FOKUSRAKYAT.NET – Kejaksaan Negeri Buol, Kejati Sulteng, Kamis (11/7/24) kemarin menetapkan dan menahan tiga orang tersangka dalam dugaan korupsi proyek pembangunan saluran pengendali banjir dan pedestrian di Jl. Batalipu, Kabupaten Buol, TA 2019.
“Ia, kita baru saja menetapkan tiga tersangka tindak pidana korupsi pekerjaan pembangunan saluran pengendali banjir dan pedestrian Jl. Batalipu Kabupaten Buol Tahun Anggaran 2019 dengan nilai pagu anggaran sebesar Rp. 8.265.000.000,00 yang bersumber dari Dana Insentif Daerah (DID) Tahun Anggaran 2019,” kata Adhitya Trisanto, S.H, M.H, melalui Kasi Intelijen Kejari Buol Lindu Aji Saputro, S.H, kepada media, Kamis (11/7) malam, dikutip dari Voxnusantara.com.

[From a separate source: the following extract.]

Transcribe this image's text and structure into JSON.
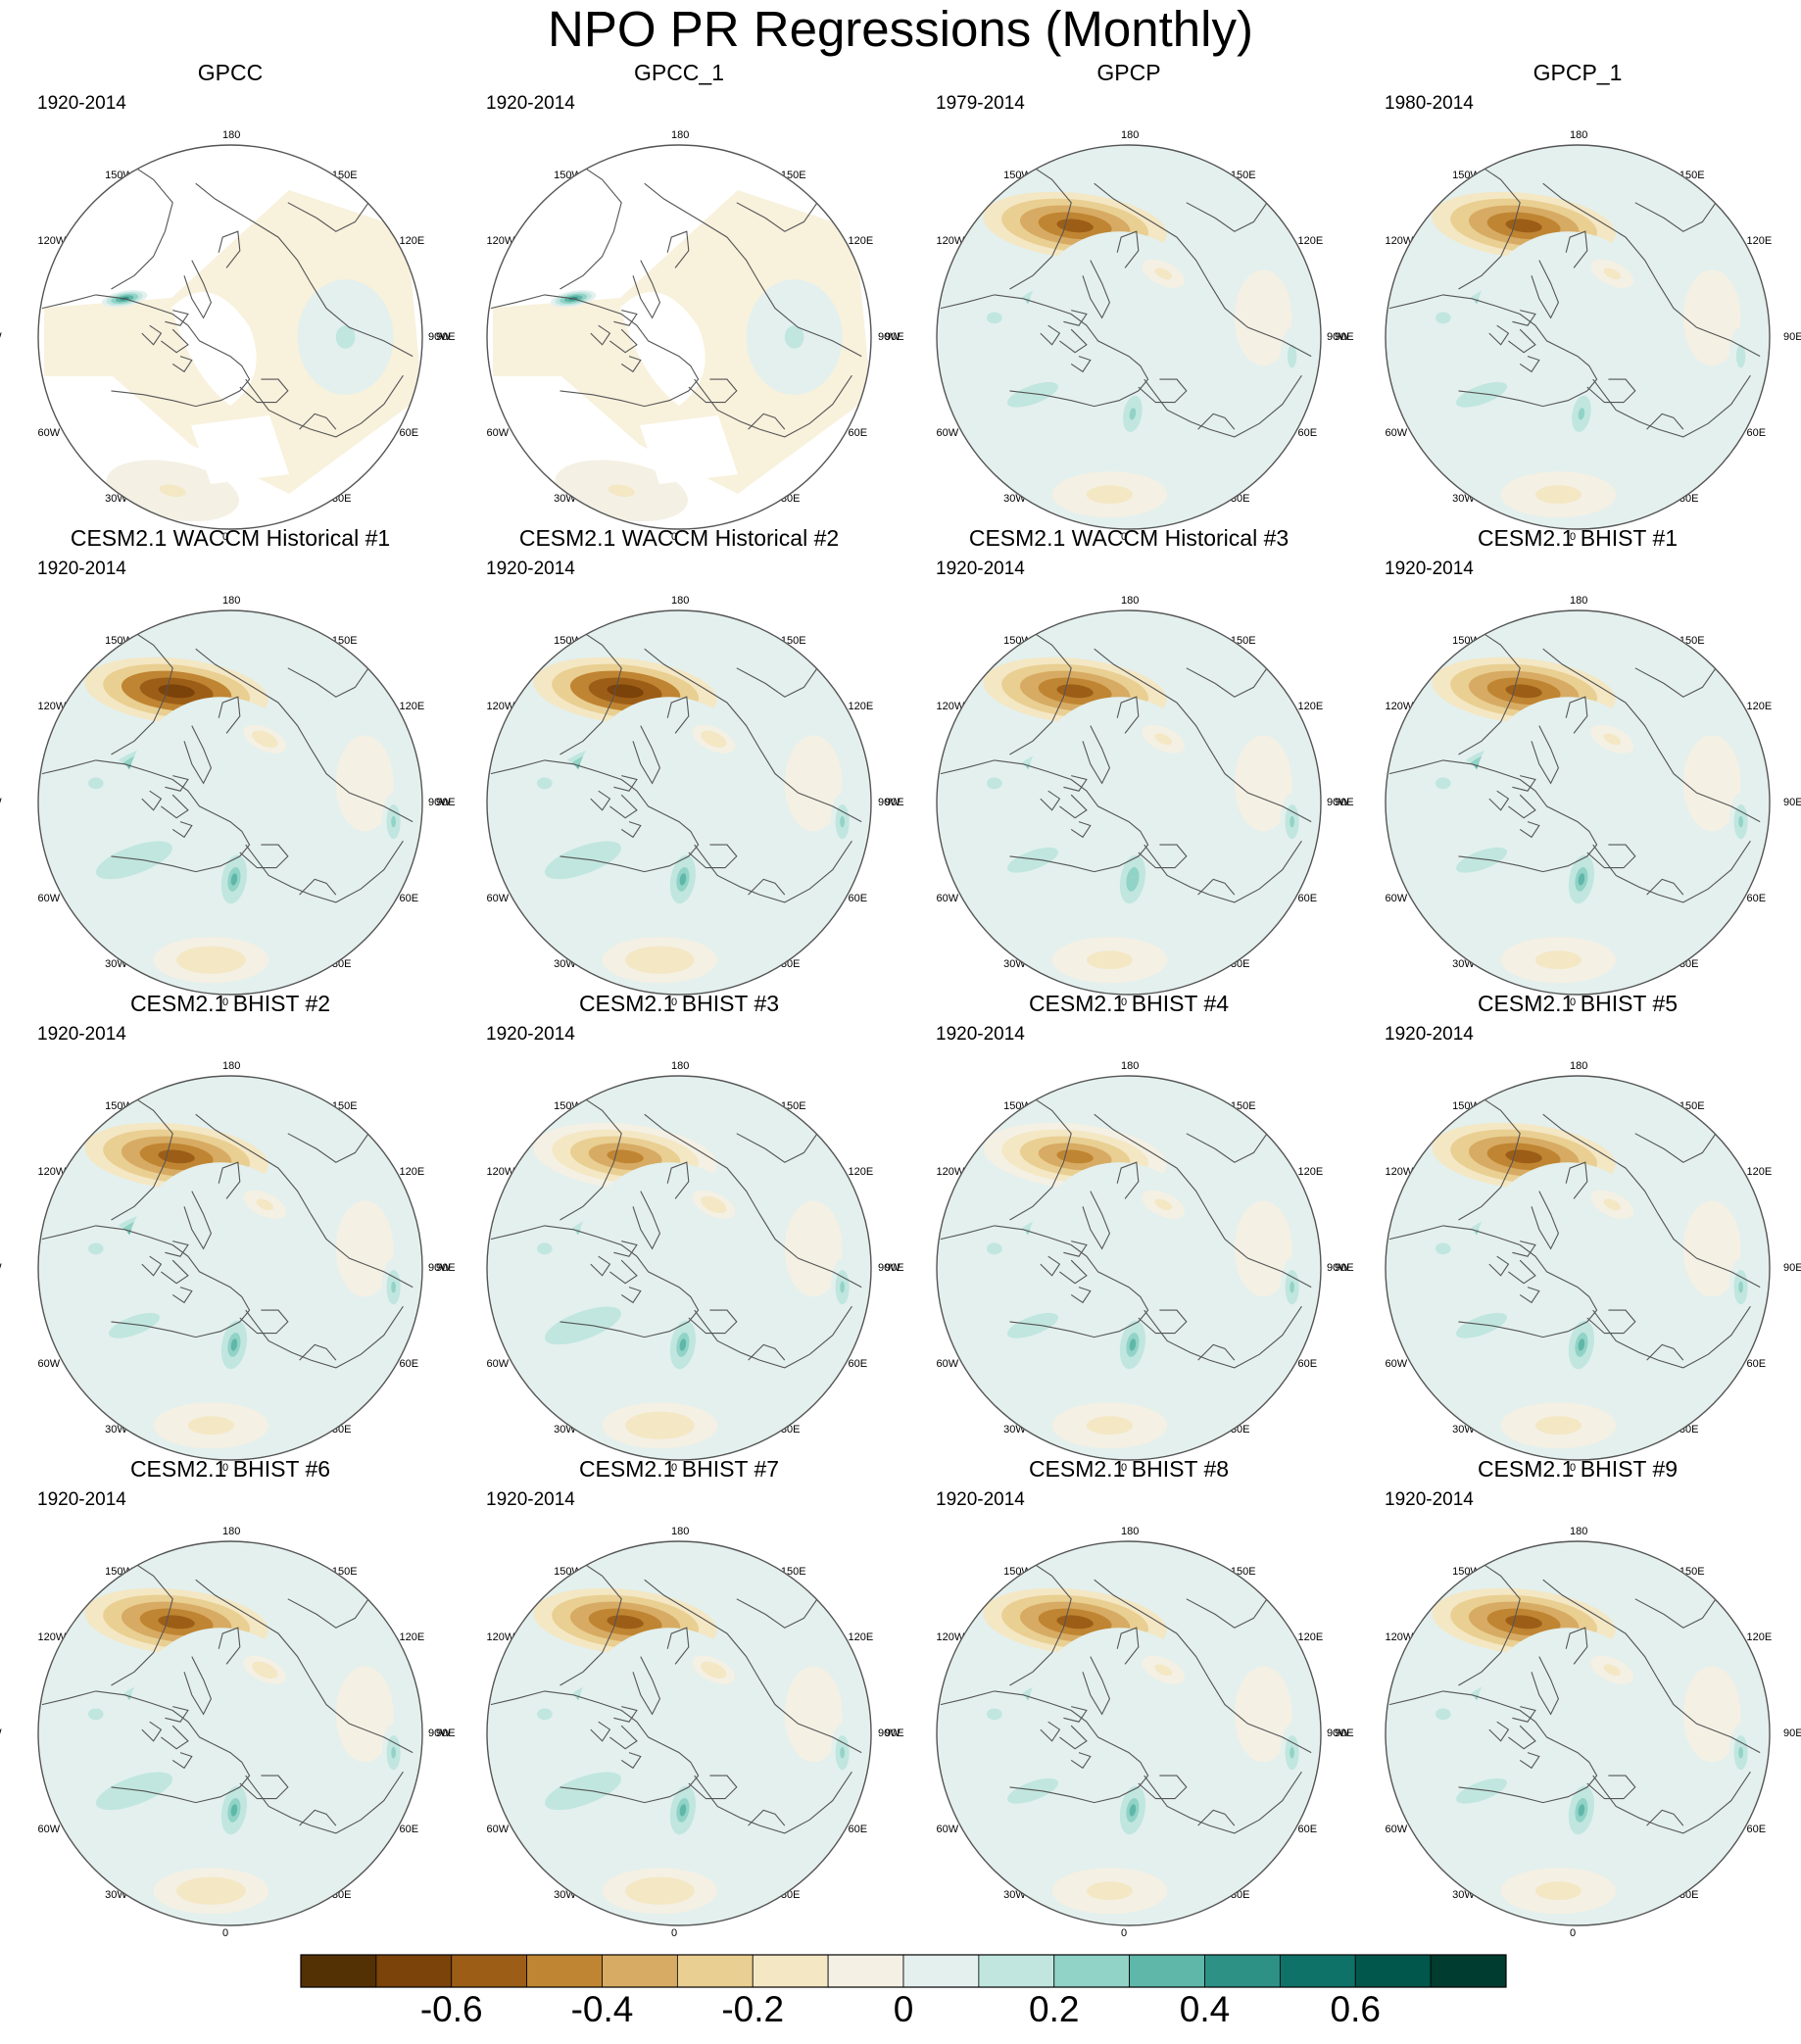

Lindu Aji Saputro menjelaskan bahwa ketiga orang yang ditetapkan sebagai tersangka oleh Penyidik Kejari Buol di antaranya adalah DK selaku Kuasa Direktur PT. Putra Fayad Mandiri yang merupakan penyedia/pelaksana pekerjaan, MJA selaku Kuasa Direktur CV. Ramayana Rancang Bangun/Direktur PT. Cipta Cemerlang Persada yang merupakan konsultan perencana/pengawas, dan MK selaku PPK.
“Adapun perbuatan melawan hukum yang diduga dilakukan oleh para tersangka yaitu melakukan hal yang bertentangan dengan etika Pengadaan Barang dan Jasa (PBJ) seperti tidak melaksanakan pekerjaan sesuai kontrak, konsultan pengawas merangkap sebagai pelaksana pekerjaan, merekayasa bukti pertanggungjawaban, dan PPK tidak mampu mengendalikan kontrak serta tidak mampu menilai kinerja dari penyedia, sehingga berdampak pada pengeluaran anggaran negara yang tidak seharusnya,” ungkap Lindu.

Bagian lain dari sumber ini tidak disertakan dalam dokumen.